Hey, Vincent, Here's One Blogger Who Likes You!

Wow, what a great
Project Runway reunion special tonight! Of course, it would have been better if they actually waited 'til the show was over and we had a winner, so we could hear everyone's opinion on the winner, but I guess it's more important for Bravo to draw out the suspense and run 13 more days of marathons before wrapping it up with a bow and a rosette.

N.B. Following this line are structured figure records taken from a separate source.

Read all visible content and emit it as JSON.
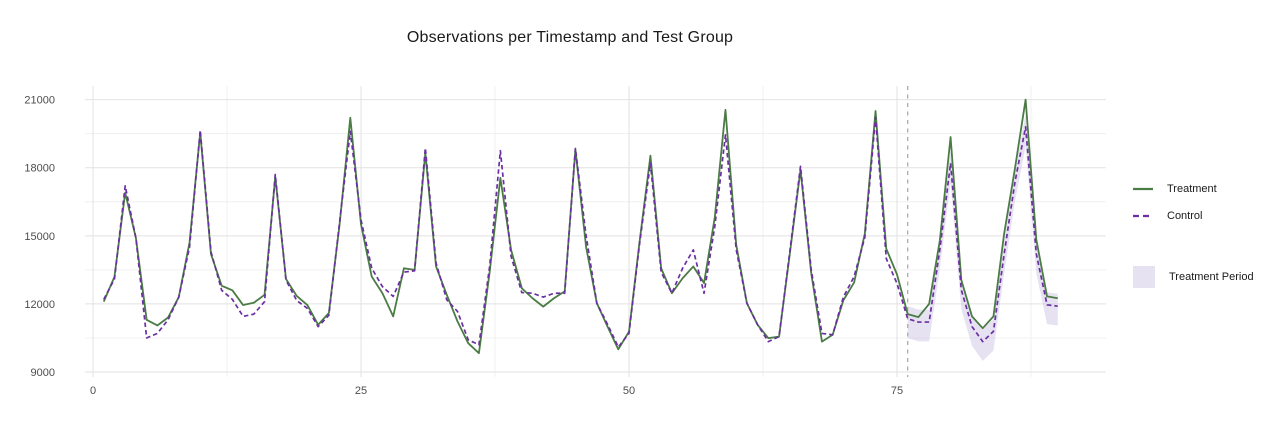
{
  "title": "Observations per Timestamp and Test Group",
  "chart_data": {
    "type": "line",
    "title": "Observations per Timestamp and Test Group",
    "xlabel": "",
    "ylabel": "",
    "x_ticks": [
      0,
      25,
      50,
      75
    ],
    "x_minor": [
      12.5,
      37.5,
      62.5,
      87.5
    ],
    "y_ticks": [
      9000,
      12000,
      15000,
      18000,
      21000
    ],
    "y_minor": [
      10500,
      13500,
      16500,
      19500
    ],
    "xlim": [
      -0.75,
      94.5
    ],
    "ylim": [
      8780,
      21600
    ],
    "grid": true,
    "legend_position": "right",
    "x": [
      1,
      2,
      3,
      4,
      5,
      6,
      7,
      8,
      9,
      10,
      11,
      12,
      13,
      14,
      15,
      16,
      17,
      18,
      19,
      20,
      21,
      22,
      23,
      24,
      25,
      26,
      27,
      28,
      29,
      30,
      31,
      32,
      33,
      34,
      35,
      36,
      37,
      38,
      39,
      40,
      41,
      42,
      43,
      44,
      45,
      46,
      47,
      48,
      49,
      50,
      51,
      52,
      53,
      54,
      55,
      56,
      57,
      58,
      59,
      60,
      61,
      62,
      63,
      64,
      65,
      66,
      67,
      68,
      69,
      70,
      71,
      72,
      73,
      74,
      75,
      76,
      77,
      78,
      79,
      80,
      81,
      82,
      83,
      84,
      85,
      86,
      87,
      88,
      89,
      90
    ],
    "series": [
      {
        "name": "Treatment",
        "style": "solid",
        "color": "#4a7c44",
        "values": [
          12100,
          13200,
          16900,
          14900,
          11300,
          11050,
          11400,
          12300,
          14700,
          19550,
          14200,
          12800,
          12600,
          11950,
          12050,
          12400,
          17600,
          13100,
          12350,
          11950,
          11080,
          11600,
          15500,
          20200,
          15500,
          13200,
          12470,
          11450,
          13570,
          13500,
          18650,
          13650,
          12400,
          11230,
          10270,
          9830,
          13400,
          17550,
          14380,
          12690,
          12250,
          11880,
          12250,
          12550,
          18800,
          14500,
          12030,
          11000,
          10000,
          10780,
          14800,
          18530,
          13570,
          12470,
          13130,
          13650,
          12920,
          15800,
          20550,
          14610,
          12030,
          11080,
          10490,
          10560,
          14200,
          17910,
          13350,
          10340,
          10640,
          12160,
          12940,
          15100,
          20500,
          14430,
          13300,
          11550,
          11420,
          12000,
          14800,
          19350,
          13060,
          11450,
          10930,
          11450,
          15100,
          17950,
          21000,
          14830,
          12330,
          12250
        ]
      },
      {
        "name": "Control",
        "style": "dashed",
        "color": "#6b2fa3",
        "values": [
          12200,
          13100,
          17200,
          14900,
          10500,
          10700,
          11300,
          12300,
          14500,
          19650,
          14300,
          12600,
          12200,
          11450,
          11550,
          12100,
          17700,
          13050,
          12150,
          11800,
          11000,
          11500,
          15600,
          19600,
          15700,
          13570,
          12760,
          12330,
          13400,
          13460,
          18870,
          13800,
          12180,
          11670,
          10420,
          10200,
          13650,
          18750,
          14100,
          12500,
          12470,
          12300,
          12470,
          12470,
          18850,
          15000,
          12030,
          11100,
          10100,
          10700,
          14700,
          18200,
          13400,
          12470,
          13570,
          14380,
          12470,
          15400,
          19450,
          14400,
          12030,
          11080,
          10340,
          10560,
          14300,
          18060,
          13500,
          10700,
          10640,
          12300,
          13200,
          14930,
          20220,
          14000,
          12900,
          11350,
          11200,
          11200,
          14400,
          18200,
          12620,
          11000,
          10340,
          10790,
          14200,
          17350,
          19800,
          14200,
          11960,
          11900
        ]
      }
    ],
    "treatment_period": {
      "label": "Treatment Period",
      "start_x": 76,
      "end_x": 90,
      "band_follows": "Control",
      "upper_offset": 550,
      "lower_offset": -850,
      "color": "#cdc6e3",
      "opacity": 0.5
    },
    "vline": {
      "x": 76,
      "style": "dashed",
      "color": "#a6a6a6"
    },
    "colors": {
      "grid_major": "#e2e2e2",
      "grid_minor": "#f0f0f0",
      "axis_text": "#4d4d4d",
      "title_text": "#1a1a1a",
      "background": "#ffffff"
    }
  }
}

Since the beginning of this season,
Vincent Libretti has been my favorite, and the show's been a bit dull for me since he was auf'd (twice). I really can't explain why he turns me on. Is it perhaps his repetition of phrases like "it turns me on" and "it gets me off" that have seeped into my subconscious? Was it inappropriate of me in the supermarket checkout line today when asked by an elderly shopper why I was buying so much Vitamin Water when it wasn't even on sale to say "it turns me on"? It just seems like the perfect answer to most any question, or at least an answer that can end any unwanted conversation.

There was a great "it turns me on" medley of Vincent on the show tonight and also some quite damning footage of him calling all the other designers amateurs and then ripping into a poor production assistant because his laundry was done against his wishes and a $125 shirt was ruined. I am willing to forgive these drama king moments and just reflect on the wonder of Vincent. Let's not forget his recycled dress with the bits of paper stuck all over it or his basket hat. And let's remember that he actually did win a challenge - the Everyday Woman challenge - even if he did benefit from having one of the thinner everyday women as a model. There's something to be said for a guy who can get kicked off the show twice and still speak about himself with the utmost confidence and admiration. The dude redefines self-love - he gets himself off! And then there's my favorite Vincent moment, which came at the end of the recycling challenge. Laura, whose ponytail must be pulled so tight that it makes her tense, took exception to his continued existence on the show: "She couldn't f*cking walk in that dress, Vincent!" And a dead-pan Vincent retorted, "Why don't you go shove some
Harry Winstons up your nose."

So, Vincent, after watching
your video clip on in which you lambaste bloggers for calling you crazy and potentially a serial killer or child molester, I wanted you to read a positive blog entry about yourself. I think there's one in here somewhere.